Sadegh Hedayat | Littérature étrangère, 19893
Traduit du persan par M.F. Farzaneh
Dans La Dame Alavieh, Sadegh Hedayat, auteur iranien (1903-1950) qu’on ne peut plus désormais enfermer dans son seul chef-d’œuvre La Chouette aveugle, utilise le folklore pour base de son récit. M.-F. Farzaneh raconte comment un ami de Sadegh Hedayat, l’acteur et metteur en scène Nouchine, membre du parti Touden, avait rencontré dans un car qui menait à Meched "une montreuse d’Images, de ces toiles peintes à l’aide desquelles on raconte le martyre de Hossein à Kerbela. Elle n’arrêtait pas, paraît-il, de jurer déversant des torrents d’immondes grossièretés du genre : Va donc femme à mille bites !"
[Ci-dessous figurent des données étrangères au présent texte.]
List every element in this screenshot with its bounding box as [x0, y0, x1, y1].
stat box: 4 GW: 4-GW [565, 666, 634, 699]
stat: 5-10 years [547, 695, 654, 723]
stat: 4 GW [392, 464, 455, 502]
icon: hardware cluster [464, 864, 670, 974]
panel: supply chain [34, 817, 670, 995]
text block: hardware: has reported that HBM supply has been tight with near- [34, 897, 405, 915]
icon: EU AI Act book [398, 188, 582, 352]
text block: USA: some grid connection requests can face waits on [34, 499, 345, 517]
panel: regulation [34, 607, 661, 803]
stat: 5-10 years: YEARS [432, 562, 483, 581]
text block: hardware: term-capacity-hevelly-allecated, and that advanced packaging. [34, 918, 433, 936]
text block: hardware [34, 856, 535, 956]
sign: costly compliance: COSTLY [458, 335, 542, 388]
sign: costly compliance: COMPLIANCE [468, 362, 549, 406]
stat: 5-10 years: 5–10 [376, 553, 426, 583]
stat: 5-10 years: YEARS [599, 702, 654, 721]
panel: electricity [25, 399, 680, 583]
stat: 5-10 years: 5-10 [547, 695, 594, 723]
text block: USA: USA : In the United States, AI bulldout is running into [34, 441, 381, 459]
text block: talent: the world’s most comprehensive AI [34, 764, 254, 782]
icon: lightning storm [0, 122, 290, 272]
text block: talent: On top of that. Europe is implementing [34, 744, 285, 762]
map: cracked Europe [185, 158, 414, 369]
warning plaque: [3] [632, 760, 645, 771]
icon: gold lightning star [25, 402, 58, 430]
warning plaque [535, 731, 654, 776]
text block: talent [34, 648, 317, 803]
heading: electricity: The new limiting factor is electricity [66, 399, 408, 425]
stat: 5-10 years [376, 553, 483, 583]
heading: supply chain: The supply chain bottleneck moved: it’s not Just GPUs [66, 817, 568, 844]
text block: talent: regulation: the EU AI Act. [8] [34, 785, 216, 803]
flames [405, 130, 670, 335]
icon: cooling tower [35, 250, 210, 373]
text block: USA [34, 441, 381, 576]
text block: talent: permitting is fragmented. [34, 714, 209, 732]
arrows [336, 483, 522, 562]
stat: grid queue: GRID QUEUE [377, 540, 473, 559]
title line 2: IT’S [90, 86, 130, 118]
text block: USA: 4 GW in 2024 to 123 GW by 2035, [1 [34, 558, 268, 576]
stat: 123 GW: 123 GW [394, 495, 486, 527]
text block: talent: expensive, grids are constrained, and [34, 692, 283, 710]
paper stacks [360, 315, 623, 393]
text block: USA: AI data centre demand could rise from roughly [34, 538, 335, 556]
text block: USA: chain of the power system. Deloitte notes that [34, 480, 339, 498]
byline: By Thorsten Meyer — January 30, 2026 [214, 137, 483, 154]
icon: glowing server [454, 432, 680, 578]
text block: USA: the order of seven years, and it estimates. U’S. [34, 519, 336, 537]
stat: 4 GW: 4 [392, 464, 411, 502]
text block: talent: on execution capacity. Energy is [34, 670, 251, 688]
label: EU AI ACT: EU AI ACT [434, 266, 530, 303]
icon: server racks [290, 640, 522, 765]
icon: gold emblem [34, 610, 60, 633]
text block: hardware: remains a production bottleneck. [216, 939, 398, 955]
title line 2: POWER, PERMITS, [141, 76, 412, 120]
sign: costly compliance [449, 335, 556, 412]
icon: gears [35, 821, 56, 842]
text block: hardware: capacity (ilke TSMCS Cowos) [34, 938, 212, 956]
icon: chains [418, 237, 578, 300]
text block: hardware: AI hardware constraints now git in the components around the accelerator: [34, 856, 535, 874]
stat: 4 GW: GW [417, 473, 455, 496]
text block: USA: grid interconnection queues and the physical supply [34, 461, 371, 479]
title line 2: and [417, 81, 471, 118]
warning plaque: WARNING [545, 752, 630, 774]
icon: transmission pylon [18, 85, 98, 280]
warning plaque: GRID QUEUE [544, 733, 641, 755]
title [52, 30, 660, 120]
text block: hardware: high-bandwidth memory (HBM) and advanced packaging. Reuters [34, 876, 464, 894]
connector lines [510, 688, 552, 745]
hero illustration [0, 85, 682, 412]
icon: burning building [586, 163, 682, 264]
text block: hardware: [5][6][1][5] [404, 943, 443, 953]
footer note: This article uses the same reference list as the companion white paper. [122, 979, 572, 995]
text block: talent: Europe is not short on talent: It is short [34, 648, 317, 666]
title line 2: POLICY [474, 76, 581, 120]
À l’occasion des pèlerinages vers les lieux saints des troupes de gens du voyage se chargent de donner des représentations qui s’apparentent aux mystères médiévaux. Comme le culte des Images est interdit en Islam, on n’expose pas celles des saints, mais on peut les dévoiler temporairement. À chaque étape, les montreurs d’Images déroulent petit à petit, une toile de plusieurs mètres de long, qui fonctionne en quelque sorte à la manière d’une bande dessinée ou d’un film primitif. Sur la toile, sont représentés dix-neuf histoires relatives à la geste particulière de l’Islam chiite et concernant plus précisément le martyre de Hossein et le retour messianique de l’Imam Absent. Ces toiles ont remplacé les lanternes magiques que décrit Omar Khayam et que l’ont produisait sur les marchés persans. Hedayat ne s’en tient pas à une description ethnographique, mais écrit une nouvelle construite comme une pièce de théâtre ou un scénario de film, alliant à une parfaite rigueur de composition la plus grande insolence verbale. Il défiait toutes les convenances morales et linguistiques de son pays et de son temps, par la simple mise en scène d’une femme du peuple exprimant à l’aide d’une accumulation de jurons et d’expressions vulgaires une révolte à l’état brut, et dont la touchante mauvaise foi ne peut faire oublier le sort atroce. Ce texte que Hedayat fît publier sous le manteau à deux cents exemplaires en 1933, ne fût connu que d’une petite minorité d’intellectuels avant-gardistes et conserva une réputation d’œuvre maudite, sans doute parce que les outrances verbales de l’auteur rendaient compte, avec plus d’efficacité que n’importe quelle analyse sociologique, des outrances insupportables d’une société qui refusait de les voir et de les reconnaître.
Ce récit satirique est complété par deux autres récits inédits tout aussi mordants.